Saisongeschäft bleibt als Notlösung
Und dann? Wird danach wieder aufgemacht? „Wann danach?“, fragt Reich. Es wisse doch keiner, wie lange es noch dauert. Aber ja, sie werden versuchen, den Klimperkasten wieder neu aufzumachen. „Vielleicht machen wir ein Saisongeschäft daraus“, sagt Reich. Von Mai bis September. „Die Biergartensaison läuft immer gut.“
Andreas Reich hat so ein Gefühl. Am Ende kamen ihnen nicht nur die Gäste abhanden. Die Corona-Pandemie hat auch die Gäste verändert. „Hier in unserer Kneipe kommt es auf Nähe an, man sitzt zusammen und ist gesellig.“ Das ist alles weg. Die Leute, sagt Reich, haben ihre Gewohnheiten geändert in den vergangenen zwei Jahren. „Die haben jetzt den Stammtisch in der Garage.“ Irgendwann, ja. Irgendwann werde es vielleicht wieder wie früher werden. Aber wer weiß das schon genau?
„Seehaus“
Karin Szczygiol, Chefin im Seehaus, fehlt eigentlich nicht viel. „Eine einzige Vollzeitkraft würde schon reichen.“ Sie hat über Wochen einen Aushang an der Tür gehabt, in allen sozialen Netzwerken gepostet, es in ihren Whats-App-Status geschrieben.
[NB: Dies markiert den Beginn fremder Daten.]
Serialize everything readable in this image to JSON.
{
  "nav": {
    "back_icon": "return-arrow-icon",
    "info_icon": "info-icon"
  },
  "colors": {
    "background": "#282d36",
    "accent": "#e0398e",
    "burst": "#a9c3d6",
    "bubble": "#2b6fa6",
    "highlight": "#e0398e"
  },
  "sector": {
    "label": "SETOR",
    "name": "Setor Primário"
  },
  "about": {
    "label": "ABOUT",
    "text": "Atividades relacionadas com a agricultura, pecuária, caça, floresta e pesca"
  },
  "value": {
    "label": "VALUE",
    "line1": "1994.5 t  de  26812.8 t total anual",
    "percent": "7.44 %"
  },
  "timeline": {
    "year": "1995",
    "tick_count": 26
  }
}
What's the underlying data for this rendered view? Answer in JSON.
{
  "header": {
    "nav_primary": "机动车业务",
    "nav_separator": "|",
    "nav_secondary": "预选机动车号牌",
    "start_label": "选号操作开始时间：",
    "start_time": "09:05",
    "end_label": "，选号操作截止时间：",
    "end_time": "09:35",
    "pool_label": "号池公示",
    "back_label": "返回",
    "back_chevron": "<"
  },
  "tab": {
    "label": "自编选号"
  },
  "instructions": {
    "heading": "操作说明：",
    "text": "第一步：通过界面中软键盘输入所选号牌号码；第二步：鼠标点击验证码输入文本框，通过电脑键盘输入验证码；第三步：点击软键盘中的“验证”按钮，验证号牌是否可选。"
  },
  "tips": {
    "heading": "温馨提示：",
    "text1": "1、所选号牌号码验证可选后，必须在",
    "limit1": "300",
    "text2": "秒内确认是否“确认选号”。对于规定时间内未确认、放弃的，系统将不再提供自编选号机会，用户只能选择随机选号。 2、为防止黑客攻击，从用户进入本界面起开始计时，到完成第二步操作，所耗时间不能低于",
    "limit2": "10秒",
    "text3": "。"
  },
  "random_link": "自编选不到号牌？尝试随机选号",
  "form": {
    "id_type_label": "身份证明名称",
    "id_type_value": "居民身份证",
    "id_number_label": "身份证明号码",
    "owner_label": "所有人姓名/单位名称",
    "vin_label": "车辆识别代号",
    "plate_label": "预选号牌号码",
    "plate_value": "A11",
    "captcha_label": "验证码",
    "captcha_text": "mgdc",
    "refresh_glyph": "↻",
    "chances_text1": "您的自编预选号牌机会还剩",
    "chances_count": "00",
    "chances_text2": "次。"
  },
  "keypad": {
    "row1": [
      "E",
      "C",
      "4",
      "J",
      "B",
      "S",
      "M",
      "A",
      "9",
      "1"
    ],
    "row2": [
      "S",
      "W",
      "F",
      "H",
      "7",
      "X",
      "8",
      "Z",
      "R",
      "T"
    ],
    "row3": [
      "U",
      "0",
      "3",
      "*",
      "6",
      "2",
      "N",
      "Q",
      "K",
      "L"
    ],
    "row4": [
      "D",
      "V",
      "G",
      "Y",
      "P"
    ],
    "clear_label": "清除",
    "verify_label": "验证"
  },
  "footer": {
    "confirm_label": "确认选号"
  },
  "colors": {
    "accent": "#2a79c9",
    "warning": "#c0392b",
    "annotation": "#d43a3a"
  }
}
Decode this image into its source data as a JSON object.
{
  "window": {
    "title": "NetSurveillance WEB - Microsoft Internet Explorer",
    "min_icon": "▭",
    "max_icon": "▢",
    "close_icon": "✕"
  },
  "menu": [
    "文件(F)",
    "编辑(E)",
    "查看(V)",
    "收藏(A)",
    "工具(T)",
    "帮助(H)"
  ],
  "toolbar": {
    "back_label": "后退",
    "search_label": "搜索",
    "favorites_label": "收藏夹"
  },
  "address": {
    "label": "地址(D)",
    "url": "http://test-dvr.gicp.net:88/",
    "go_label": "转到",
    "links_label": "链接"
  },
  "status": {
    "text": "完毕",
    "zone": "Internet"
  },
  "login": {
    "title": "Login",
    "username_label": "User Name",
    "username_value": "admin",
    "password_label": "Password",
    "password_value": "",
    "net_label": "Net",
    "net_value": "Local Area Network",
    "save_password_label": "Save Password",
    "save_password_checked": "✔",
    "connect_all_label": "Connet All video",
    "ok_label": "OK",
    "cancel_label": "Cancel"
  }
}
Die Resonanz: Nichts. „Es gab keine einzige Bewerbung.“ Also haben sie jetzt Montag und Dienstag geschlossen. Und eine Mittagspause einführen müssen. „Von 14 bis 17 Uhr haben wir zu.“ Nur so können die Ruhezeiten für die Mitarbeiter eingehalten werden.
Wählerisch bei den Arbeitszeiten
Das es ein Problem ist, kein Personal zu haben, liegt auf der Hand. Mitunter ist es aber auch ein Problem, selbst wenn Personal da ist. „Man hat Personal, aber das möchte nicht abends, oder am Wochenende arbeiten“, sagt Szczygiol. Zwei Arbeitskräfte kamen ihr durch die Corona-Pandemie abhanden, die arbeiten jetzt in anderen Bereichen. „Es war schon immer schwer in der Gastronomie gutes Personal zu finden“, sagt sie. „Das Problem hat sich jetzt aber noch verschärft.“

Szczygiol hadert nicht damit. Was würde es auch bringen? „Man muss halt das beste draus machen.“ In ihrem Fall zwei Ruhetage und eine lange Mittagspause.